Our current study, using real time RT/PCR, is the first to extensively analyze and quantify transcription of one such sequence, which we have named after the celestial satellite cassini. The primer pair that we selected detects a single product in the databases, and the melting curves obtained from both mouse and human samples indicate the primers amplify a single product. However, we cannot definitively exclude the possibility that we are detecting transcripts from more than one locus because we presume that not all of these sequences are reported in the databases. Nonetheless, individual γ-satellite sequences that are reported as physical cDNAs have distinct nucleotide sequences. Thus, they represent distinct loci, and the cassini primers detect transcription from only a subset of these loci.
Furthermore, the detection of large differences in basal and induced transcription of cassini in different mouse tissues supports the specificity of its expression. If the cassini transcript is the product from a single gene, then specific stimuli, including endotoxin exposure and drug treatment of pro-B ALL cells, induce extremely high levels of this specific RNA. Our experiments standardized cassini levels to those of the abundant gapdh and, in some experiments, levels were measured that vastly exceeded those of gapdh. Because the highest basal levels of cassini were detected in thymus and spleen, its expression may be regulated in hematopoietic cell types, and we speculate that this could be promoted through transcription factors that were reported to bind mouse γ-satellite DNA including Ikaros, a B-lineage specific transcription factor that regulates the early development of hematopoiesis, Glfi1b, which is an important regulator of hematopoiesis[19–22] or YinYang1, which is needed for differentiation of proB to preB cells.
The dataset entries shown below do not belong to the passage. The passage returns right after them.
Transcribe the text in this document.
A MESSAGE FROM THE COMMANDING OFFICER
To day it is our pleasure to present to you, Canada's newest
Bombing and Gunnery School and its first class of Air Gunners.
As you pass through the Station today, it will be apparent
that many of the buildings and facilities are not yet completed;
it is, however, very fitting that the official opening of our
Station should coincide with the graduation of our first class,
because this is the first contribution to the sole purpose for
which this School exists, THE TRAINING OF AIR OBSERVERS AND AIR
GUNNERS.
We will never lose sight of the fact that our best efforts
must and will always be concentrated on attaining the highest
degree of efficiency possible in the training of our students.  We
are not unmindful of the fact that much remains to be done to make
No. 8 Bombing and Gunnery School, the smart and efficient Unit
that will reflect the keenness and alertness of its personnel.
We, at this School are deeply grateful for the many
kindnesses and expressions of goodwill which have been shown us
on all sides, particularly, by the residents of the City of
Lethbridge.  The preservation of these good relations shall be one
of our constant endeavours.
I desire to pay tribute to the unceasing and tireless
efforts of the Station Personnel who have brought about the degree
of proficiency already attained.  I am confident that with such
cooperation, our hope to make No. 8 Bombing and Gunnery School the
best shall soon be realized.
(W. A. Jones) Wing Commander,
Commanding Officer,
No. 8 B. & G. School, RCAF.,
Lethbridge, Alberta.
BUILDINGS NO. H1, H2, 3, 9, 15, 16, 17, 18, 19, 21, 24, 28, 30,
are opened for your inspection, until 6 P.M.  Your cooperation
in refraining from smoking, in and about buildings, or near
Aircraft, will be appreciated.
It is currently unclear if cassini or other mouse γ-satellite RNA is translated into a protein (see Additional file5: Figure S5 and Additional file6) as we were unable to demonstrate the existence of a protein that corresponds in expression pattern to that of the cassini RNA. Although our data clearly show that a Cassini protein can be made, the product, if it exists, is likely to have unusual characteristics as is demonstrated by the migration abnormalities and aggregation of EGFP-Cassini after heat treatment in SDS-SB lysates (Additional file5: Figure S5).
Effect of cassini expression
Our experiments showed that induction of cassini RNA in cells correlates with specific stress stimuli, but our data do not provide information on whether the increased levels are detrimental to the cells or contribute a survival advantage. Because of the abundance of this RNA upon stress of cells, and the possibility that other transcribed loci exist in the genome with identical sequence, ablation of the RNA using siRNA does not appear technically feasible. We therefore used transient transfection in 293 cells to attempt to achieve expression levels that would significantly add to that already induced endogenously by stress, and also subjected the cells to a short-term treatment with chemotherapeutic drugs. The results of these experiments rule out the possibility that cassini induction correlates with or contributes to cell death, and suggest that high levels of this RNA provide some form of protection against the cytostatic activity of such drugs (Additional file7: Figure S6).